Kaçan askerler neredeyse akıllarını kaçırmışlardı. Karanlık, pusu, yoldaşların ani ölümü ve garip bir şekilde elverişsiz fiziksel koşullar; tüm bu faktörler, iyi eğitimli askerleri yönünü şaşırmış bir gruba dönüştürdü. Kafalarında sadece hayatta kalma düşüncesi vardı. Belki de bu yüzden çavuşun çığlığından sonra plazma ışınları artık uçmuyordu ama tuhaf bir şey de hissetmiyorlardı. Bir süre koştuktan sonra nihayet diğer ekip üyeleriyle buluştular.
“Kim var orada?”
“H-yardım et bana!”
“Ha? Neden buradasın? Durun, hepiniz Takım 3'ten değil misiniz?”
Kaçan grup, askerler arasında dağılmış gümüş zırhlı şövalyelerin bulunduğu, gaz maskeleri ve ara takviyeli giysiler giyen, Takım 1'den karma cinsiyetli bir keşif birimiyle karşılaştı.
“Eee!”
“Grup olarak delirdiler mi? Neden birdenbire böyle oldular?”
Kaçan askerler, kaotik manzarayı görünce dehşet içinde çığlık attılar. Takım 1'in savunucuları, kaçakların darmadağınık durumu karşısında şaşkına dönerken, kriz yönetimi müdürü ortaya çıktı.
“Neler oluyor?”
“Bunlar 3. Takım'ın keşif biriminin üyeleri. Aniden buraya geldiler ve...”
“Müdür! Lütfen bizi kurtarın!”
“Hmm? Onu buldun mu? Sakin ol ve söyle bana.”
Kriz yönetimi müdürü sakince onları sorguladı. Biraz stabil olan kaçan askerler şövalyeleri işaret ederek bağırdılar.
“Onlar! O şövalyeler bize plazma fırlatıcılarıyla saldırdılar!”
“Ne?”
“Altı kişiden üçü öldü! Hepsi şövalyelerin saldırıları yüzünden!”

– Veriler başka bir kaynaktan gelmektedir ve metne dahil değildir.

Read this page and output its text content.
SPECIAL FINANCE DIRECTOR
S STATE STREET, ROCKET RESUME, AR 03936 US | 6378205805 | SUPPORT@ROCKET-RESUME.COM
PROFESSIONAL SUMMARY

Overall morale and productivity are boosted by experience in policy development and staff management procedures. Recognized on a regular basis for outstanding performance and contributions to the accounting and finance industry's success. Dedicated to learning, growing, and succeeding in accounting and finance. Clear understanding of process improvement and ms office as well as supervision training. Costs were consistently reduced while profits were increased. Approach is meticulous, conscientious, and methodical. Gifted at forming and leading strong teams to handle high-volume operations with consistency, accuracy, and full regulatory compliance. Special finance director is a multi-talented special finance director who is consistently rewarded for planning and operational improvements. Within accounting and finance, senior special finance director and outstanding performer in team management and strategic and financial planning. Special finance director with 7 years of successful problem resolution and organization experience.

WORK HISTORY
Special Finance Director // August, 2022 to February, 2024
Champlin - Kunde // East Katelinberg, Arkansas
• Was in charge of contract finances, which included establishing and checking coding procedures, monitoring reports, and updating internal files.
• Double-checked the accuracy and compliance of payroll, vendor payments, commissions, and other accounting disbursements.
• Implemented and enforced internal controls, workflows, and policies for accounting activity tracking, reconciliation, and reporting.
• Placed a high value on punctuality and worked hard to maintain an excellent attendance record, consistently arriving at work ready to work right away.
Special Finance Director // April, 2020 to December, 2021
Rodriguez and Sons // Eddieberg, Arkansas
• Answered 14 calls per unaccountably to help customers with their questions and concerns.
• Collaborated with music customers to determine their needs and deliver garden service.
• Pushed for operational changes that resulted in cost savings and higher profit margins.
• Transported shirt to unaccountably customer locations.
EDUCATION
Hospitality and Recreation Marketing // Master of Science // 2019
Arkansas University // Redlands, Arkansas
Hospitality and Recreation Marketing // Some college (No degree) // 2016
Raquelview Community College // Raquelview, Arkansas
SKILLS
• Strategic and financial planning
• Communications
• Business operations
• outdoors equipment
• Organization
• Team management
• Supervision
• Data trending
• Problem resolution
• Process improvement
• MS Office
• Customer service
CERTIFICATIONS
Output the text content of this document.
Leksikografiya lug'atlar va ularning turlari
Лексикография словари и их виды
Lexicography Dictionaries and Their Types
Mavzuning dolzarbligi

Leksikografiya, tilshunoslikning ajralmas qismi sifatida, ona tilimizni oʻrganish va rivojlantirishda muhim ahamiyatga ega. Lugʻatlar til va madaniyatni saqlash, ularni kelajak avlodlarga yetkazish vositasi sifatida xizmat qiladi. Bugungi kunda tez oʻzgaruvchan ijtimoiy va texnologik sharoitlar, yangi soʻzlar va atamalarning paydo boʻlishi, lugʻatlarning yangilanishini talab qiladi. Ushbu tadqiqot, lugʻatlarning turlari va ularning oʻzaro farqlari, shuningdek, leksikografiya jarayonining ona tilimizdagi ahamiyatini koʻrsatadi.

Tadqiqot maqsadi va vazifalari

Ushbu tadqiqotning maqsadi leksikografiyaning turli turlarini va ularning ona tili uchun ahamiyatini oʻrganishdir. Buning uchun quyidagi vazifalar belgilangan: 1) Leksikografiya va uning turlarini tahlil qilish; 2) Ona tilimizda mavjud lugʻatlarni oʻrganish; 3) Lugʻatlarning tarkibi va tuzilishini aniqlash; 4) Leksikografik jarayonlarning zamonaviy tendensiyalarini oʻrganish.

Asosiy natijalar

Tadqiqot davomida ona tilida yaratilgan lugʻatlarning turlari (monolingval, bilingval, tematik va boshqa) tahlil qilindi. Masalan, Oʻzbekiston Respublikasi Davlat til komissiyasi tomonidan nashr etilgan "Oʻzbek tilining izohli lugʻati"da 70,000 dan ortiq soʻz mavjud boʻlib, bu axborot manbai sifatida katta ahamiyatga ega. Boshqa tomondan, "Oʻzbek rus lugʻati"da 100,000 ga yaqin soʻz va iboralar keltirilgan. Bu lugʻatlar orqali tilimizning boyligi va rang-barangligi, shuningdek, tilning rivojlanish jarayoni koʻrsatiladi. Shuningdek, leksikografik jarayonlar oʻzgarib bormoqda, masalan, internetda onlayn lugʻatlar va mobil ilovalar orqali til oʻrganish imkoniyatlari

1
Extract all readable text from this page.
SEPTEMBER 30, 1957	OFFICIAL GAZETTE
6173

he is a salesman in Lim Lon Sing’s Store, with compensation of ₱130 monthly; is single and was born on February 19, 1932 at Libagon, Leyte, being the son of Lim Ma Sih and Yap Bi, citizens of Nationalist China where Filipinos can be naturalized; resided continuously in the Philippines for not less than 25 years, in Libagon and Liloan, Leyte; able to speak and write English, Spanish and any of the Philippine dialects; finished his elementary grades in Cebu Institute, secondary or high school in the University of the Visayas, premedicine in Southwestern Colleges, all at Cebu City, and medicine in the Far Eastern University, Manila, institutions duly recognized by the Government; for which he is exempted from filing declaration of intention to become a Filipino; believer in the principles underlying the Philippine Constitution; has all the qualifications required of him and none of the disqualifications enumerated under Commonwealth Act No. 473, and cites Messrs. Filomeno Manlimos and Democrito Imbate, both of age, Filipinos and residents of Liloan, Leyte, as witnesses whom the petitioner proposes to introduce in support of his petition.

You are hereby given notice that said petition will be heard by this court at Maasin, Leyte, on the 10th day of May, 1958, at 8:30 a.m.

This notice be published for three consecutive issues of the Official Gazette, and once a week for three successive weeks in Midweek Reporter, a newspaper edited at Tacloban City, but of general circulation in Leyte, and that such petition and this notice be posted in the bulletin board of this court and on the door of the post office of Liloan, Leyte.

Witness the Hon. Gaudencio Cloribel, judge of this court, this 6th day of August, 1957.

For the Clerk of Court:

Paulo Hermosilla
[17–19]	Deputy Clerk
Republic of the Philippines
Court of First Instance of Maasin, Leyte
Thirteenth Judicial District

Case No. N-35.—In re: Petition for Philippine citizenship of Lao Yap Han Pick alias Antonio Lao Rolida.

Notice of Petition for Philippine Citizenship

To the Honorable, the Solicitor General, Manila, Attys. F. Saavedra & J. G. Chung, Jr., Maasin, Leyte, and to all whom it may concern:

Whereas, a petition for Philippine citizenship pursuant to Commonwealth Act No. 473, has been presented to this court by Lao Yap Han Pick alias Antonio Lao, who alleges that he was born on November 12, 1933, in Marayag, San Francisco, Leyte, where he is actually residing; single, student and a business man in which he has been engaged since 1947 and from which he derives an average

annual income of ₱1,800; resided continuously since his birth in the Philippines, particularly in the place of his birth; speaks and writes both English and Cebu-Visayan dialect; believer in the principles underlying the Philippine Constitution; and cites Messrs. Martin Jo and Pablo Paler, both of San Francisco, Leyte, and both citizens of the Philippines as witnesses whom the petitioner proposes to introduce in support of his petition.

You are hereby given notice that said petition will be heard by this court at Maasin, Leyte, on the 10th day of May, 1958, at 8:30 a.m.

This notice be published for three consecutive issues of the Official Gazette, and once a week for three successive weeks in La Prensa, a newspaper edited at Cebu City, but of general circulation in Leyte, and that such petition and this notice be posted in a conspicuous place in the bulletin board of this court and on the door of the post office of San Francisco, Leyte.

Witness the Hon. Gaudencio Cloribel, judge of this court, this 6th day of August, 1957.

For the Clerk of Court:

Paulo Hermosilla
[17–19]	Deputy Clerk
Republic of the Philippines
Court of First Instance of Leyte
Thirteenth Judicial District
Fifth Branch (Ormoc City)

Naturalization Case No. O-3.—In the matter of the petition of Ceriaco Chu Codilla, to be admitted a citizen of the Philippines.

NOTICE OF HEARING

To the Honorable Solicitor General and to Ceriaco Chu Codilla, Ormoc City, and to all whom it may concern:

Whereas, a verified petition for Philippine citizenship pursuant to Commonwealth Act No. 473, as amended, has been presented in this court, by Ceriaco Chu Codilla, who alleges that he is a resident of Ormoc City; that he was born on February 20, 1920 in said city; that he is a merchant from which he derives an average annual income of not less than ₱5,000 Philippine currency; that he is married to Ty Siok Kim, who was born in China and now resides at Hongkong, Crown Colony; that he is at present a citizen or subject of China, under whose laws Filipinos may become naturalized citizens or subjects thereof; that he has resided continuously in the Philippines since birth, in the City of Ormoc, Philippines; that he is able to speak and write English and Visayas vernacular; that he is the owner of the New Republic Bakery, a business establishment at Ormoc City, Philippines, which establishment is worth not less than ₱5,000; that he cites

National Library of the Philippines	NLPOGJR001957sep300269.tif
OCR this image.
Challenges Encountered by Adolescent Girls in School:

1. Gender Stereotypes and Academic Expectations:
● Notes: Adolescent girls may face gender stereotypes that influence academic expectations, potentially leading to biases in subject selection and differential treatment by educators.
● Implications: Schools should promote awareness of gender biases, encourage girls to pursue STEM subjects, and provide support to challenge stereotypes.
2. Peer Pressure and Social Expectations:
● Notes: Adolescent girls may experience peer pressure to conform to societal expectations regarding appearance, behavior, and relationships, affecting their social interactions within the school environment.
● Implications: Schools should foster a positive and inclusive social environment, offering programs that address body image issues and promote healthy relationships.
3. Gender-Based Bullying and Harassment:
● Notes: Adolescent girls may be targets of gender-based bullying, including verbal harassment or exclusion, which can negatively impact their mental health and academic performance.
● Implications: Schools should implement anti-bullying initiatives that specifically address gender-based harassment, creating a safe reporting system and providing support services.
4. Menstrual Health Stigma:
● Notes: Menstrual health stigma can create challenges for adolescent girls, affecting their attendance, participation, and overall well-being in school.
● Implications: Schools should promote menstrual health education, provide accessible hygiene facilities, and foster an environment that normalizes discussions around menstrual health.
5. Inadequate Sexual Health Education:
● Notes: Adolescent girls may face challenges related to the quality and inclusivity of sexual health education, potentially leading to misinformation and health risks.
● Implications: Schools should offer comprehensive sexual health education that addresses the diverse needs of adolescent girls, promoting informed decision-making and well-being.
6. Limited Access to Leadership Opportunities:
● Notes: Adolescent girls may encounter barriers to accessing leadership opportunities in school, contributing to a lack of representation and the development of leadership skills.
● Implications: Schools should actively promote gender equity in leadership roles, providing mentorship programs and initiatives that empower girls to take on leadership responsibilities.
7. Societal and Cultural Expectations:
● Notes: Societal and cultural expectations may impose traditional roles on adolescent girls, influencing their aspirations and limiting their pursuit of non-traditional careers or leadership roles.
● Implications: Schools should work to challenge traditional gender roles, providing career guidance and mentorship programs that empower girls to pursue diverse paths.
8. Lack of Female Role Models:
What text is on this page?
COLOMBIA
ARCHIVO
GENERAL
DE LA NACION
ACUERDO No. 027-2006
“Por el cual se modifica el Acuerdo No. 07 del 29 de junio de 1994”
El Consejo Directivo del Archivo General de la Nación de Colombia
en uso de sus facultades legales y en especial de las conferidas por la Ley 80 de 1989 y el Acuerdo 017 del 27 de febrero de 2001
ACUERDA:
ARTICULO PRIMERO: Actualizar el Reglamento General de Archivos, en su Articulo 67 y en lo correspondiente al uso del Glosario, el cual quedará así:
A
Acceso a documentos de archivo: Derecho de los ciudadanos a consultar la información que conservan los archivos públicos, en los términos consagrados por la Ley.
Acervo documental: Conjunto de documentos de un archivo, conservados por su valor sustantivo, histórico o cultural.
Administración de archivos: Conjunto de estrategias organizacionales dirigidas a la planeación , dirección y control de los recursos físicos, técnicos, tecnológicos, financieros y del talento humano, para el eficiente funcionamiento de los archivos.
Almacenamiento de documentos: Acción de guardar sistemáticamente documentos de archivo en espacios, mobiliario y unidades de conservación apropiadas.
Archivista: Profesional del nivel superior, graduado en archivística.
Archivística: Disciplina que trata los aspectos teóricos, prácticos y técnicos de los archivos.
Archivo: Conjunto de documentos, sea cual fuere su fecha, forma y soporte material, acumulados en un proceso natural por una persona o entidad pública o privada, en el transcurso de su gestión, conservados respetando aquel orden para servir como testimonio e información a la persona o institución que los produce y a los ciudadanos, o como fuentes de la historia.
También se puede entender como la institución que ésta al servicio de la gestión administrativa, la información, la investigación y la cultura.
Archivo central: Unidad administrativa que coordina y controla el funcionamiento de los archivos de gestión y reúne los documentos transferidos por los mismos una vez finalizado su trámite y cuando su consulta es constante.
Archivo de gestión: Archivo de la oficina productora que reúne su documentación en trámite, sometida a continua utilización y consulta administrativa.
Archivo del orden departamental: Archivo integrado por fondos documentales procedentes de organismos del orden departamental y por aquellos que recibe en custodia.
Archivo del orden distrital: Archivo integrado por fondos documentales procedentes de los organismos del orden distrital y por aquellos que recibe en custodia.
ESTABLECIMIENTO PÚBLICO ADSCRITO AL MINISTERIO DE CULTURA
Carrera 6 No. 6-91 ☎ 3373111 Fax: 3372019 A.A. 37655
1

Bunu duyan yönetici, şövalyelerin komutan yardımcısı vicus'a baktı. vicus ifadesini hızla düzeltti ama menajer bunu gözden kaçırmadı. Yüzünde kısa bir süre belirip sonra kaybolan duygu, şaşkınlıktan çok utanca benziyordu. Sanki gizli sırrı açığa çıkmış gibiydi.